Depois da denúncia, ambos também reagiram com minutos de diferença: “Inédito. O ‘presidente’ apareceu. Lamentavelmente, para fazer tolices e não para governar”, publicou Marra. “O Presidente da Nação acabou de me denunciar. Passei a minha vida inteira me preparando para este momento”, postou Romo. A Folha os procurou, mas não teve resposta.
Grande parte dos economistas e bancos apontam as promessas de dolarização de Milei como o principal motivo para a explosão do câmbio, mas também citam flexibilizações do governo e possíveis ações especulativas do mercado.

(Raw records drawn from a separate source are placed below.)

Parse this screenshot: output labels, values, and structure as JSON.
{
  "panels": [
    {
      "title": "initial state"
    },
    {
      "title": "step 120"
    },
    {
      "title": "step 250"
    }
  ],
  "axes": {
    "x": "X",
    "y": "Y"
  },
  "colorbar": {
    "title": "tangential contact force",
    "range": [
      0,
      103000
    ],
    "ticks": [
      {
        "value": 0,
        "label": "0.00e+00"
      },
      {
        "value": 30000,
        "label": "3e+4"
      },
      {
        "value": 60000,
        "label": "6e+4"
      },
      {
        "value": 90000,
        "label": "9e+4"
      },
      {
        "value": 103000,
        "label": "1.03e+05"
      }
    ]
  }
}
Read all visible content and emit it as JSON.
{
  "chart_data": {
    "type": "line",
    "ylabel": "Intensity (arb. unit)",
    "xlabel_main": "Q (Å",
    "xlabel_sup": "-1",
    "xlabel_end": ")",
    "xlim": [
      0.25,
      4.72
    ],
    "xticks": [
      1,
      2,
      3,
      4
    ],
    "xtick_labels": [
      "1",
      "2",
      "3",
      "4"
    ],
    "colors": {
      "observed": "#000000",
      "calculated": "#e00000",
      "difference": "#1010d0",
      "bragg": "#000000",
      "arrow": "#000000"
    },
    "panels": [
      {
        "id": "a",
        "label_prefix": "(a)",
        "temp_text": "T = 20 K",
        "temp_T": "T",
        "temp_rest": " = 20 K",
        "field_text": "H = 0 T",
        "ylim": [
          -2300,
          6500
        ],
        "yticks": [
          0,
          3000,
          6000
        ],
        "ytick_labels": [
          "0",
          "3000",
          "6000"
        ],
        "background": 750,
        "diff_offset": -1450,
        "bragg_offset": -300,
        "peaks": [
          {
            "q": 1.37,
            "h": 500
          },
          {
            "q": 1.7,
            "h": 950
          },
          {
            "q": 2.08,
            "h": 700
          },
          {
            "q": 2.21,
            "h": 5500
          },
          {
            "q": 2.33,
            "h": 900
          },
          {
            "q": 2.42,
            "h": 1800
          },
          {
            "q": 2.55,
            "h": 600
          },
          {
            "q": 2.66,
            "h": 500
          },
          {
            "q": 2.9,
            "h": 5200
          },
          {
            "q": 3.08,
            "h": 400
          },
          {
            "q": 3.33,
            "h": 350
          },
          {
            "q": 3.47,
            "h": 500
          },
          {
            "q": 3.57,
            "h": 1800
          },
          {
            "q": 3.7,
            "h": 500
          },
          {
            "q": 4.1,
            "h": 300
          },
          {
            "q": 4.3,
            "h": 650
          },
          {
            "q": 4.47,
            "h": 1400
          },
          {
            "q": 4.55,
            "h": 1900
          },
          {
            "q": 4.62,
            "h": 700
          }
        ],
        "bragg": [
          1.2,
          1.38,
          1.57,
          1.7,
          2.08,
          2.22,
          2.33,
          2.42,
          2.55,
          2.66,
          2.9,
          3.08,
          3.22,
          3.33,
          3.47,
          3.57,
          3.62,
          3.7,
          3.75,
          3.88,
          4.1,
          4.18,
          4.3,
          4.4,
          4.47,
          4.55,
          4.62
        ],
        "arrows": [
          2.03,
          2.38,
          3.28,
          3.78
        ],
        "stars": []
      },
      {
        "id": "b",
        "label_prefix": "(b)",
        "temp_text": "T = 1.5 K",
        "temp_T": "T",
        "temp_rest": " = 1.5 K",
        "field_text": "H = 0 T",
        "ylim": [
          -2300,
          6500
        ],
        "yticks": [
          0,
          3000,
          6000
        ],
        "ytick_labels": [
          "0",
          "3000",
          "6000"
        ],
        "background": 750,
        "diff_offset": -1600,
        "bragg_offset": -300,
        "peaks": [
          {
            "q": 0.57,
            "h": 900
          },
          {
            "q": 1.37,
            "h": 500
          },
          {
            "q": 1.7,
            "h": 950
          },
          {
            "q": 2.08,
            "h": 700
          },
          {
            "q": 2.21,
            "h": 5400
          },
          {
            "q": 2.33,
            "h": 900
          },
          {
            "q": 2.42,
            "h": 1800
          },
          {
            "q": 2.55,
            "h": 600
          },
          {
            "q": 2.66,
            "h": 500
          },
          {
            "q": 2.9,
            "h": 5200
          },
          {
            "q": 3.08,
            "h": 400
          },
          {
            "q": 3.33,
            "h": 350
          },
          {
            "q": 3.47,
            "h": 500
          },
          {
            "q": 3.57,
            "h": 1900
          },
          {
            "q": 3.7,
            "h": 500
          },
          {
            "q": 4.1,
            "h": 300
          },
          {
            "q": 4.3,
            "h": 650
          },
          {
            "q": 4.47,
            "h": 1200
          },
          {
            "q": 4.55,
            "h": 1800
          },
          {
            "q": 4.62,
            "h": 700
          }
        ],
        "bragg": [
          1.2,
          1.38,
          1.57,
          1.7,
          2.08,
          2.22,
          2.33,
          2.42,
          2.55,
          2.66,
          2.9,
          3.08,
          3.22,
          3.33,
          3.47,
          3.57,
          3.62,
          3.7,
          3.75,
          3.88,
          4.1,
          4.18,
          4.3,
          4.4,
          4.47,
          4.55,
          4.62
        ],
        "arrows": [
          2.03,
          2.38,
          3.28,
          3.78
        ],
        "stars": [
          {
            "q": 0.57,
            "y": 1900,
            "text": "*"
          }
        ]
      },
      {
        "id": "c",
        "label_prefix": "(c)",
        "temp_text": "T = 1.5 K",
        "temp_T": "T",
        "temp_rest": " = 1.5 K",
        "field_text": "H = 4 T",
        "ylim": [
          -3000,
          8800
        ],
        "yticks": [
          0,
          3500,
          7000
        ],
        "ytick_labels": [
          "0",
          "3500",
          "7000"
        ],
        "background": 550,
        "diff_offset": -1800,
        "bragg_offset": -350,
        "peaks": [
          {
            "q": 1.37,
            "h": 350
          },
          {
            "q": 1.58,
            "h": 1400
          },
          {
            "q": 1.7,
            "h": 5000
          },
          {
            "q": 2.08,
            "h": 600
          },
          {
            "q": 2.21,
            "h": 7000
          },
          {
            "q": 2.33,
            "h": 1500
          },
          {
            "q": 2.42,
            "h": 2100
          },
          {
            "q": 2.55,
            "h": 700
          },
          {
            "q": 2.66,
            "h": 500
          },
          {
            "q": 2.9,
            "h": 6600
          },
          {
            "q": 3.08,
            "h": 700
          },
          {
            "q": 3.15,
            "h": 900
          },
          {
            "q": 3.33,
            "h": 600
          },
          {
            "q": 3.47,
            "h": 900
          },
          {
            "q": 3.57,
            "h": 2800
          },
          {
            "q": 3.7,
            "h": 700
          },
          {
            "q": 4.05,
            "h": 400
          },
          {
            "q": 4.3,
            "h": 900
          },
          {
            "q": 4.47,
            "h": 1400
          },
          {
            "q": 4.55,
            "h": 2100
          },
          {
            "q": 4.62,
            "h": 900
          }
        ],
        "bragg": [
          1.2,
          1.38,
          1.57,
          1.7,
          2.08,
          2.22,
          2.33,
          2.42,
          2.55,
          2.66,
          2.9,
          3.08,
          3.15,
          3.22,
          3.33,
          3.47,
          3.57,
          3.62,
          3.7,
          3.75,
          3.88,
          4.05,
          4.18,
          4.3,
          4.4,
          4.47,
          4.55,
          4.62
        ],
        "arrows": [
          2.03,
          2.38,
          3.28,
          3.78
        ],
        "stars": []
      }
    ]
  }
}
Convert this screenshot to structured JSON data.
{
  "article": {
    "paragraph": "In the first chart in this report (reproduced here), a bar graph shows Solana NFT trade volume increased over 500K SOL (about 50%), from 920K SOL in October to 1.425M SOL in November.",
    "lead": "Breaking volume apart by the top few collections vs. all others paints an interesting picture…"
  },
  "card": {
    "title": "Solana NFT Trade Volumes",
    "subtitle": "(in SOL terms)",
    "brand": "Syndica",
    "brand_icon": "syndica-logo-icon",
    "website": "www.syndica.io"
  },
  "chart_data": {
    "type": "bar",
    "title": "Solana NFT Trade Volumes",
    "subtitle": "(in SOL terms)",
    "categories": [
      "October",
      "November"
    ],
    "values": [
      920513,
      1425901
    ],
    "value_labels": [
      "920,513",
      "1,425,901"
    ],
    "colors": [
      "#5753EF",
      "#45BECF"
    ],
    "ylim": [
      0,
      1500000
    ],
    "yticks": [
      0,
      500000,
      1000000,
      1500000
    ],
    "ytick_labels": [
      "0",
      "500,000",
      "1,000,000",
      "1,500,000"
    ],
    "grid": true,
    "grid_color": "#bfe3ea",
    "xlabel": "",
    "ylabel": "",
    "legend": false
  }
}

“Hoje, sem ser a moeda oficial, o dólar já tem uma demanda enorme e uma oferta muito contraída na Argentina. Se passar a ser a moeda legal, seu valor vai disparar ainda mais, portanto te convém comprar dólares hoje, o que faz o preço subir”, explicou o economista argentino Ignacio Galará, do Centro de Estudos Monetários e Financeiros de Madri.
A crítica central dos especialistas à proposta de Milei é que o país tem reservas baixíssimas —até negativas, segundo estimativas– de dólares nos cofres do governo. Também dizem que, quanto mais alto o valor da moeda estrangeira, mais pobres os argentinos ficarão no momento em que seus salários forem transformados em dólar.
Milei já chegou a afirmar o contrário: que quanto mais valioso estiver o dólar e mais desvalorizado estiver o peso, mais barata fica a dolarização, já que se necessitaria menos moeda estrangeira “para trocar o Monte Evereste de pesos que há no país por um montinho de dólares”, como ilustrou o jornal Clarín.
As perspectivas são de piora nos próximos dias e para depois do primeiro turno. Foi o que ocorreu em agosto, depois do triunfo inesperado de Milei e de uma desvalorização parcial do peso promovida por Massa, atendendo a uma exigência do FMI para liberar empréstimos. Naquela semana, parte das vendas de produtos e serviços chegaram a ser paralisadas, já que não havia referência para os preços.
Finalizado o mês, contou-se uma alta de 12,4% na inflação —somando 124% em um ano—, o que é considerado altíssimo até para os padrões argentinos. As expectativas são de que o número de setembro, que será divulgado na quinta (12), também não fique muito atrás, gerando mais notícias negativas para o ministro da Economia.